I wouldn’t depend on your Boy turning out to be the marrying kind, I thought, and was instantly ashamed of my cruelty. Surely there was enough of Boy to share.
“Gosh, Belinda, don’t embarrass Mitch.”
“Come on, Boy, Mitch knows we’re only waiting for your parents to get back from India...”
I was in no hurry to hear more about Boy Morgan’s marriage plans, and steered the conversation back to Rex and his Valkyrie bride-to-be.
“How long have Rex and Diana been courting?”
“Oh, forever,” Belinda said. “They were childhood sweethearts. She’s the daughter of a super family in Lincolnshire, her father is terribly grand. We’ve always said they’d marry. Isn’t that lovely? Something so real and pure and true that time itself couldn’t change the way they feel.”
I wondered if this remark was directed at Boy, who was shifting around on the bed as if eager to be off.
“Is Rex very much in love?”
Boy snorted.
“Well,” Belinda said, casting him an angry look, “I wouldn’t call Rex the romantic type. He doesn’t go in for all that stuff. Nor does she. They’re quite a modern couple
in that respect. Very matter-of-fact.”
It didn’t sound like a particularly romantic union, and I suspected that business and dynastic interests may have been as important to serious Rex Eagle as any tender feelings. The sangfroid of the English upper classes never ceased to amaze me; when I was in love, nothing would come between me and the object of my desire.
“And Miss Hunt has been in France?”
“Yes. She goes over for the golf, I believe.” Belinda smirked slightly; she obviously did not consider golf a particularly ladylike pursuit. “I pity any poor soul who gets in the way of her balls.”
Boy shot me a look that absolutely forbade any jocular riposte.
“What an independent young lady she must be.”
“That’s Whopper for you.”
This was getting me nowhere—though I couldn’t help feeling that Sherlock Holmes would, by now, have picked out the vital clue from Belinda’s disjointed narrative.
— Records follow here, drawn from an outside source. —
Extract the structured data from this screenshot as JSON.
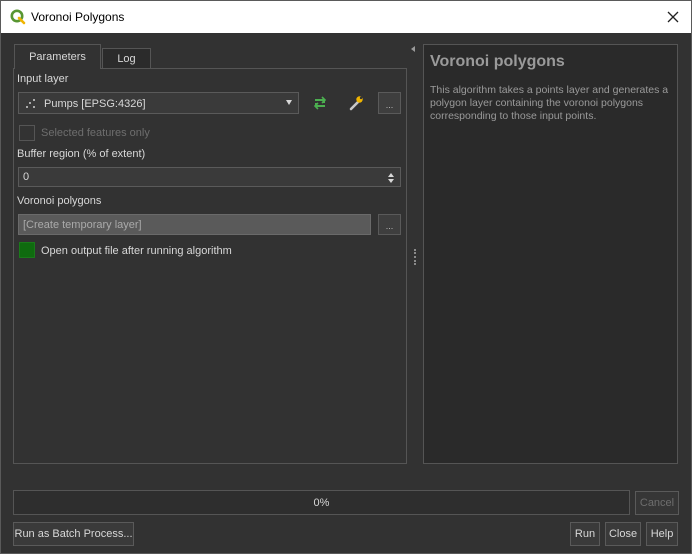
{
  "window": {
    "title": "Voronoi Polygons"
  },
  "tabs": [
    {
      "label": "Parameters"
    },
    {
      "label": "Log"
    }
  ],
  "params": {
    "input_layer_label": "Input layer",
    "input_layer_value": "Pumps [EPSG:4326]",
    "input_more": "...",
    "selected_only_label": "Selected features only",
    "buffer_label": "Buffer region (% of extent)",
    "buffer_value": "0",
    "output_label": "Voronoi polygons",
    "output_placeholder": "[Create temporary layer]",
    "output_more": "...",
    "open_output_label": "Open output file after running algorithm"
  },
  "help": {
    "title": "Voronoi polygons",
    "body": "This algorithm takes a points layer and generates a polygon layer containing the voronoi polygons corresponding to those input points."
  },
  "progress": {
    "value": 0,
    "text": "0%"
  },
  "buttons": {
    "cancel": "Cancel",
    "batch": "Run as Batch Process...",
    "run": "Run",
    "close": "Close",
    "help": "Help"
  },
  "colors": {
    "accent_green": "#0f6b0f",
    "qgis_green": "#589632",
    "panel_bg": "#323232"
  }
}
“Pardon my intrusion, Miss Belinda, but Boy mentioned that you saw something earlier that...distressed you.”
“Well,” she said, with a hint of pride, “it was me that found him, you know.”
“Indeed.”
“Yes. I opened the cupboard and out he fell. I thought I was doing terrifically well, being a hunter and everything, and then I noticed that he was...well, dead.”
“Yes. And that was when we found you.”
“Thank heavens.” She beamed at Boy, who blushed and nodded, ever the modest hero.
“Was there anything you noticed at the time that seemed...unusual?”
“Apart from finding a dead gentleman in the sports cupboard, you mean? Even in our house, Mr. Mitchell, that is not quite usual.”
“I beg your pardon, Miss. I meant anything that struck you as peculiar?”
“Come on, Billie, tell Mitch what you told me.”
“I don’t know now, Boy. I think I may have been mistaken.”
“What was it, Miss Belinda?”
“I thought I saw—but now I’m wondering if, after all, I’m getting confused with what happened when.”